If I could Teach One Thing About Writing…

… this is what it would be. I don’t know how I can really teach this, or rather, impart it. I do not know even if I have grasped this myself really.

“Wouldn’t it be better for you to discover a meaning in what you write than to impose one? Nothing you write will lack meaning because the meaning is in you.” – Flannery O’Connor

source: theatalantic.com
source: theatalantic.com

I had a conversation the other day with someone asking my opinion about Ayn Rand. Suppressing an (involuntary) shudder, I replied that if you’re vocation is propaganda, go into advertising, not novel-writing.

But Ms. Rand is just an extreme example of what most bad writers do. They come at a work with an “idea” they wish to impart– a “meaning”– or, much worse, a “moral“. You see this especially in bad fiction, but also in bad essay writing where the essay is supposed to be concerned with drawing out the meaning of a poem or work, and instead imposes a meaning upon it like a straightjacket.

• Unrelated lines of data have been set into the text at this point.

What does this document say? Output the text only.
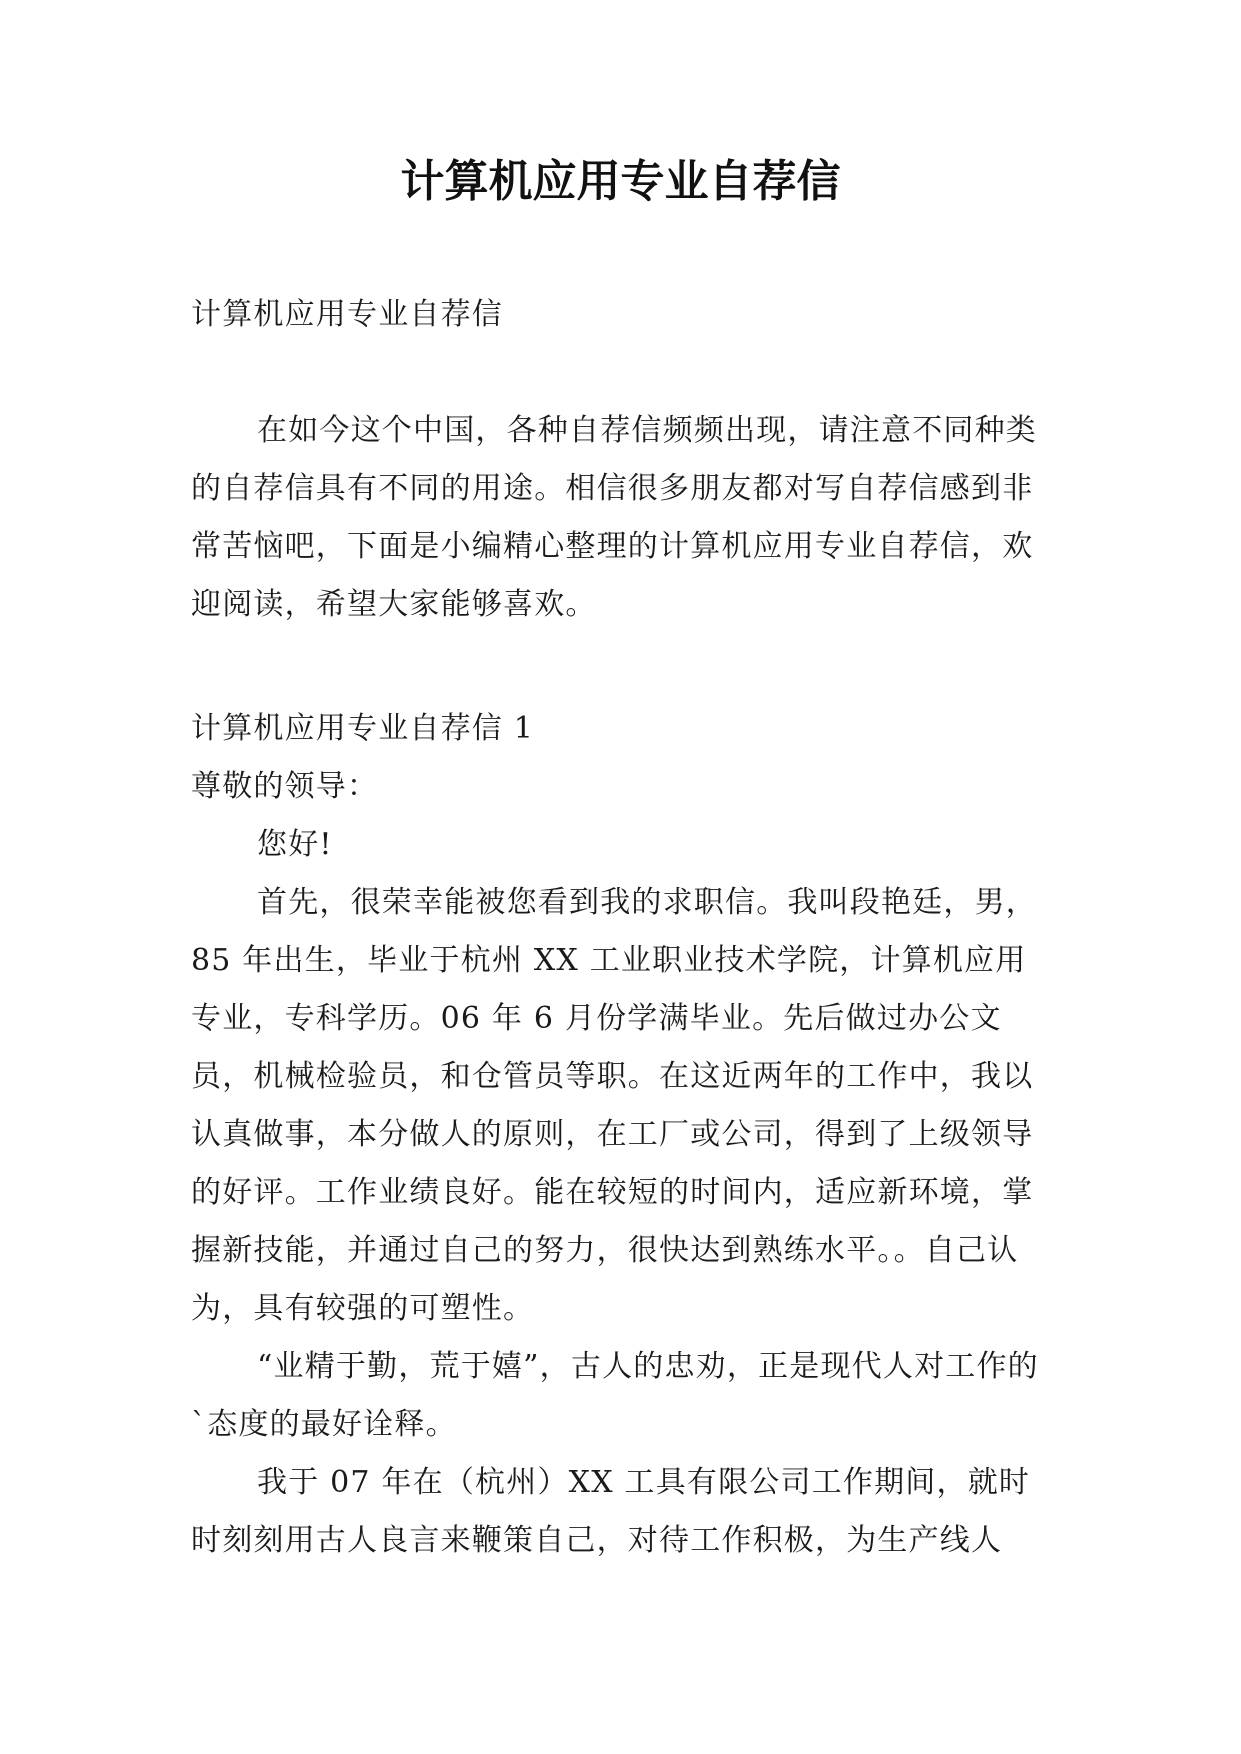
计算机应用专业自荐信

计算机应用专业自荐信

在如今这个中国，各种自荐信频频出现，请注意不同种类的自荐信具有不同的用途。相信很多朋友都对写自荐信感到非常苦恼吧，下面是小编精心整理的计算机应用专业自荐信，欢迎阅读，希望大家能够喜欢。

计算机应用专业自荐信 1

尊敬的领导：

您好!

首先，很荣幸能被您看到我的求职信。我叫段艳廷，男，85 年出生，毕业于杭州 XX 工业职业技术学院，计算机应用专业，专科学历。06 年 6 月份学满毕业。先后做过办公文员，机械检验员，和仓管员等职。在这近两年的工作中，我以认真做事，本分做人的原则，在工厂或公司，得到了上级领导的好评。工作业绩良好。能在较短的时间内，适应新环境，掌握新技能，并通过自己的努力，很快达到熟练水平。。自己认为，具有较强的可塑性。

“业精于勤，荒于嬉”，古人的忠劝，正是现代人对工作的`态度的最好诠释。

我于 07 年在（杭州）XX 工具有限公司工作期间，就时时刻刻用古人良言来鞭策自己，对待工作积极，为生产线人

You hear it in the worst English classes: “water means baptism, renewal. the sun means energy, new life. green always means X, and red Y, and this that, and blah blah blah….”

I want to tell my students: life just isn’t like that. Stop trying to impose your own patterns on it and let the God of all patterns show you His strange and forever-suprising designs. They might not be what you think. And if He doesn’t show them to you, so be it. It is okay. You don’t have to know.

It’s better to say, “I don’t know” than to pretend like you do.

Even in essay writing. Even in English class.

Some of my favorite essays I have ever read express an honest uncertainty– not a cop-out-I’m-too-lazy-to-think-about-anything– but rather a truthful and painful acknowledgement of inadequacy before the truth: “It seems like Dickinson could be saying … although it is possible that she … and ultimately this ambiguity shows the reader that …”

Flannery got it right when it comes to fiction. As much as she was (and is) an opinionated and ornery Southern lady, she was also a humble Christian and knew when to shut her own mouth and let the mystery speak for itself–whatever it meant to say.

The hard thing is literature is like life–and tells us about life. Life, too, is far beyond our silly pattern-making. I know several people (including myself) who love to “discover” patterns in their lives and thus ascribe different meanings and morals and oh now I get its, but these are just silly.

How do I tell you that writing reveals the secret?

It is better–far better– to discover a meaning in your writing, in your reading, in your life than to impose one.

And, as Flannery says, don’t be afraid. Nothing you write–or live– will lack meaning, because the meaning is in you.

There is the Holy Spirit, who “breathes in us sighs too deep for words” (Romans 8:26).